Uscito già nel 2006 grazie a casa Lupetti, arriva oggi da Blonk nel formato digitale il divertente, iconoclastico e mai troppo lodato C'ero una volta del leggendario art director Lele Panzeri.
Tra memoir e romanzo di formazione
A metà tra un memoir e un romanzo di formazione, in C'ero una volta, l'autore si diverte e racconta i suoi picareschi cinquant'anni, tutti vissuti pienamente e seguendo sempre i tumulti del cuore: dalle prime infatuazioni allo scoppio dei grandi amori, tra i quali, oltre alle compagne e ai figli, possiamo annoverare il disegno, Frank Zappa, la patafisica, la vela, la regia e, ovviamente, la pubblicità.
È un romanzo scritto di pancia come le risate che riesce a suscitare nel lettore, perfetto nelle sue imperfezioni, anzi, così perfetto da riuscire a trasmettere, chiaramente, la sensazione che l'autore si sia divertito moltissimo scrivendolo.
Tra le righe che compongono il romanzo di una vita, Panzeri riesce anche a rispondere alla domanda delle domande, un quesito su cui pubblicitari, luminari e uomini di genio scrivono, tutt'oggi, tomi su tomi: ma come nasce un creativo?
Leggendo il libro di Lele Panzeri la risposta diverrà ovvia, come quelle lezioni di educazione sessuale che si tengono ai bambini: «un uomo conosce una donna e...»; se la prende comoda Lele Panzeri – e il lettore gliene è grato, perché le avventure narrate sono una gioia per il cuore e per lo spirito – cominciando la narrazione a partire dalla sua nascita.
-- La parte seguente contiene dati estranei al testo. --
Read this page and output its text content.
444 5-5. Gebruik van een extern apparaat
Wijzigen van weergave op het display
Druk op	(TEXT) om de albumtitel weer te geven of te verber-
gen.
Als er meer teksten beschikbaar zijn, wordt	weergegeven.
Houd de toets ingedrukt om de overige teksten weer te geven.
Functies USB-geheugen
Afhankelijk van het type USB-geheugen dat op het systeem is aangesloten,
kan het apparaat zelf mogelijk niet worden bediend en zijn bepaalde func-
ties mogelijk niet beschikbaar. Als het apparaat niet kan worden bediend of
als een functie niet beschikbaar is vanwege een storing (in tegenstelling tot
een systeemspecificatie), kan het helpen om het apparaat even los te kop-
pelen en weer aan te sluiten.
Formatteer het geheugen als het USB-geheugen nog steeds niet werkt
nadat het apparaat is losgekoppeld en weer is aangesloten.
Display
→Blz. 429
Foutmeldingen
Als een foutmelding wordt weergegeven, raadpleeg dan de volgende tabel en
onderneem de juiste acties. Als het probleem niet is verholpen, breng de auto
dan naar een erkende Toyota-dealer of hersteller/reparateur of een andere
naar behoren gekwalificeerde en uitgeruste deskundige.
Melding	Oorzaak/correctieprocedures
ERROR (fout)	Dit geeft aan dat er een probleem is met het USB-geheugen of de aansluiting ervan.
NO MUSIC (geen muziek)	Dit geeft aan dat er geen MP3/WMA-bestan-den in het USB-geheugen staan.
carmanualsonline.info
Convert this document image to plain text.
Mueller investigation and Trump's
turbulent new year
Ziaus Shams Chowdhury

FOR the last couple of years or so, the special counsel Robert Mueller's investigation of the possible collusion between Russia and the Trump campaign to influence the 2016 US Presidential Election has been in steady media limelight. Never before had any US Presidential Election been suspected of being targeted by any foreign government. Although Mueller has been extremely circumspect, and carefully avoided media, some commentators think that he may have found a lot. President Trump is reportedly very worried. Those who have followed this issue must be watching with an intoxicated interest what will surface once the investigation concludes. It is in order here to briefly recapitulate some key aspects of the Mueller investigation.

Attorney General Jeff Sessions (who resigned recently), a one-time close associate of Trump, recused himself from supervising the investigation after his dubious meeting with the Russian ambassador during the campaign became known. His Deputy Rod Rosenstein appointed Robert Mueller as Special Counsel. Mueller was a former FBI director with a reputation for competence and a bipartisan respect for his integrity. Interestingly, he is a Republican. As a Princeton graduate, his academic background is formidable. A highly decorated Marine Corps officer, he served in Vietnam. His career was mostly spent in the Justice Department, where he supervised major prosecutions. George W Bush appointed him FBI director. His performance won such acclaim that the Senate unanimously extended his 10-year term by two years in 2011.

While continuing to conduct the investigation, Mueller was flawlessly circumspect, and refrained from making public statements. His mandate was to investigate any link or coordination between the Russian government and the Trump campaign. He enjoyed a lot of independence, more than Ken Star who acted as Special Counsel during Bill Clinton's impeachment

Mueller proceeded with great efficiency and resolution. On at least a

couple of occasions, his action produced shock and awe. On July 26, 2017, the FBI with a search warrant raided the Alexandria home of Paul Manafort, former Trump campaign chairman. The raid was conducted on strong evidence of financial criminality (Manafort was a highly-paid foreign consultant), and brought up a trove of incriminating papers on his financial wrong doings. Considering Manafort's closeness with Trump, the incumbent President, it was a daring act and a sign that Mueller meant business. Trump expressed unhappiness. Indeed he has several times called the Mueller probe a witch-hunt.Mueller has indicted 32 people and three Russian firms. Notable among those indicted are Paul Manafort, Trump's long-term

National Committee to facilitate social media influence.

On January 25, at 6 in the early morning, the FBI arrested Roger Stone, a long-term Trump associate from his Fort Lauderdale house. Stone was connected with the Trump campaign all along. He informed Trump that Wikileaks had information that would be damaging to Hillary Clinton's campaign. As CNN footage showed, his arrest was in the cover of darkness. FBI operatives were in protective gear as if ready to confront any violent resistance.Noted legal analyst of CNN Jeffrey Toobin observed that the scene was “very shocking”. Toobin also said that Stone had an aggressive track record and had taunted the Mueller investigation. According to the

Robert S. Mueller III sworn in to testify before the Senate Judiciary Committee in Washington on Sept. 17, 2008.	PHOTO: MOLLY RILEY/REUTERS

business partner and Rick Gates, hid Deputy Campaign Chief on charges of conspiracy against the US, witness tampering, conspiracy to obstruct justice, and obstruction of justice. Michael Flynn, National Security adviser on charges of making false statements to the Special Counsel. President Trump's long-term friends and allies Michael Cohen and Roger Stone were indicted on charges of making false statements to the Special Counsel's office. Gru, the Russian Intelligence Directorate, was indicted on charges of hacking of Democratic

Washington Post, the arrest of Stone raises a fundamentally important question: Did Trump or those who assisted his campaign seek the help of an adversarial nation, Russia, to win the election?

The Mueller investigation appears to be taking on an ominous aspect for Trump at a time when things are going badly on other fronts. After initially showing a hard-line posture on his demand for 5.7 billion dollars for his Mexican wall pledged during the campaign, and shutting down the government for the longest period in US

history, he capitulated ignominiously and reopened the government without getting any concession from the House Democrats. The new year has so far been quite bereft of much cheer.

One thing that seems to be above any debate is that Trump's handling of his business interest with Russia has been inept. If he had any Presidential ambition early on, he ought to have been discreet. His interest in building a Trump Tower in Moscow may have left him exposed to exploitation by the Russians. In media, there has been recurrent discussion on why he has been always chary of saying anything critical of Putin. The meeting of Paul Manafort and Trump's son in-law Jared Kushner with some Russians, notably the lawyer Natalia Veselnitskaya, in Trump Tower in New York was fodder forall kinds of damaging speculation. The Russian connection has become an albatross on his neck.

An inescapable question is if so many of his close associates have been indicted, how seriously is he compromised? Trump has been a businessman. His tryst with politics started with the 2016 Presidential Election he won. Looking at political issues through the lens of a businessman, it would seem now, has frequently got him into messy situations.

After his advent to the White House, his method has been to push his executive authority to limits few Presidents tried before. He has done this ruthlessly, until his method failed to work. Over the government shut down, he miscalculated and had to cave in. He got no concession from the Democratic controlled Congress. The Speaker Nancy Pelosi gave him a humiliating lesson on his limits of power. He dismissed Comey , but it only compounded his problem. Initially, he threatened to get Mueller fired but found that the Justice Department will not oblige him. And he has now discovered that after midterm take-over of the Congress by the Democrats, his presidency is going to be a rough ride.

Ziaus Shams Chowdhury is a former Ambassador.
Dal primo vagito in poi, è tutto un susseguirsi di avvenimenti che permettono al giovane Panzeri di "militare nelle file dell'Advertising", ed entrare così in contatto diretto con i più grandi creativi italiani tra i quali Emanuele Pirella, Annamaria Testa, Michele Rizzi, Enzo e Sandro Baldoni, Dario Diaz, Roberto Pizzigoni, Giampiero Vinti, Pasquale Barbella.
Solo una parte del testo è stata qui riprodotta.